After Dominic was born, I saw the dearth of peri-bottles and conveniently placed one in each bathroom so that I would never be without. Gianna was about two and half years old at the time and still very much in the habit of joining me in the potty. She had set up her little potty right across from the big one so that we might have the joy of using the facilities face to face. The first time she saw me use the peri bottle, her eyes lit up and she sprinted from the bathroom, returning with the other peri-bottle. She handed it to me and signed, NEED WATER.

Like a good, laid-back, mom, I filled it up and handed it to her. I watched as she settled on to her little potty, peed, and then used her peri-bottle to clean up. She looked up at me with a grin and signed, "SAME! SAME AS MAMA!"

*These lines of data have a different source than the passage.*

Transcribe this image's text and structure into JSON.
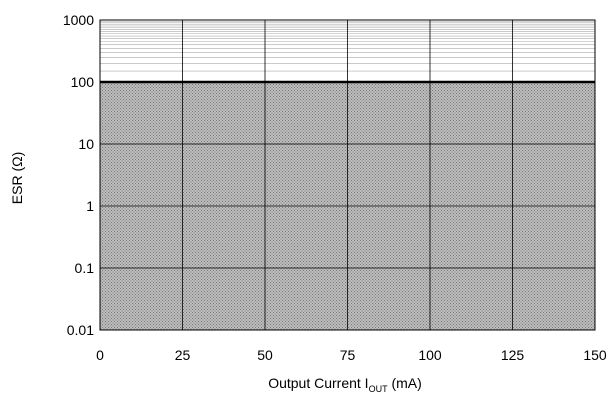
{
  "chart_data": {
    "type": "area",
    "x_axis": {
      "label_main": "Output Current I",
      "label_sub": "OUT",
      "label_suffix": " (mA)",
      "range": [
        0,
        150
      ],
      "ticks": [
        0,
        25,
        50,
        75,
        100,
        125,
        150
      ],
      "tick_labels": [
        "0",
        "25",
        "50",
        "75",
        "100",
        "125",
        "150"
      ]
    },
    "y_axis": {
      "label": "ESR (Ω)",
      "scale": "log",
      "range": [
        0.01,
        1000
      ],
      "ticks": [
        0.01,
        0.1,
        1,
        10,
        100,
        1000
      ],
      "tick_labels": [
        "0.01",
        "0.1",
        "1",
        "10",
        "100",
        "1000"
      ]
    },
    "grid": true,
    "minor_grid_top_decade": true,
    "region": {
      "description": "stable region (shaded)",
      "x": [
        0,
        150
      ],
      "y": [
        0.01,
        100
      ]
    },
    "boundary": {
      "y": 100,
      "x": [
        0,
        150
      ]
    },
    "colors": {
      "region_fill": "#bdbdbd",
      "region_dots": "#7a7a7a",
      "grid": "#000000",
      "minor_grid": "#aaaaaa"
    }
  }
}
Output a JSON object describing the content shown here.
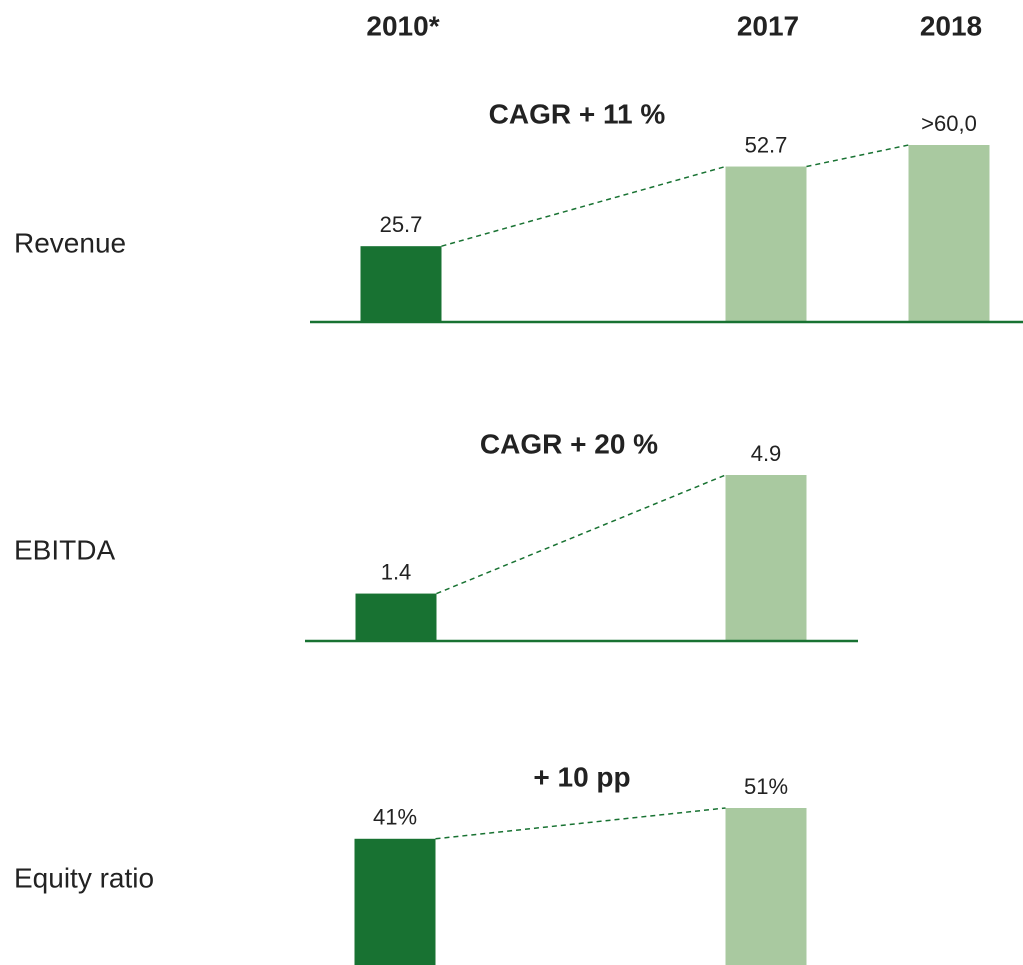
{
  "columns": [
    "2010*",
    "2017",
    "2018"
  ],
  "chart_data": [
    {
      "type": "bar",
      "title": "Revenue",
      "annotation": "CAGR + 11 %",
      "values": [
        25.7,
        52.7,
        60
      ],
      "value_labels": [
        "25.7",
        "52.7",
        ">60,0"
      ],
      "colors": [
        "#187232",
        "#a9c9a0",
        "#a9c9a0"
      ],
      "baseline": true
    },
    {
      "type": "bar",
      "title": "EBITDA",
      "annotation": "CAGR + 20 %",
      "values": [
        1.4,
        4.9
      ],
      "value_labels": [
        "1.4",
        "4.9"
      ],
      "colors": [
        "#187232",
        "#a9c9a0"
      ],
      "baseline": true
    },
    {
      "type": "bar",
      "title": "Equity ratio",
      "annotation": "+ 10 pp",
      "values": [
        41,
        51
      ],
      "value_labels": [
        "41%",
        "51%"
      ],
      "colors": [
        "#187232",
        "#a9c9a0"
      ],
      "baseline": false
    }
  ]
}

Fast forward to a few weeks ago when Pia, the current two year old, observed the usage of a panty liner one evening. She insisted that I put one in her nighttime pull-up, so like the laid-back mom I strive to be, I did. She was so happy. Triumphant, even.

"Same! Same as mama!" She announced. I put her to bed and when she woke up the next morning her pull-up was still dry, so after I took her potty I put it back on her and rushed out the door because we were on the verge of being late to school and I am lazy and plus, reduce reuse recycle.

It wasn't until I was taking her potty during drop-off that I remembered the panty liner, still stuck to her pull-up. I sat on the floor of her school bathroom and looked at it, considering my options. I could try to rip it out but I'd risk tearing the pull-up and needing a full wardrobe change or worse, she'd see me remove it and put up a fight. Or I could just leave it there. So that's what I did. I left the panty liner stuck in her pull up and I didn't even alert the school staff to its presence. I wonder what they thought. Probably they thought about how we are their favorite family. Let's go with that.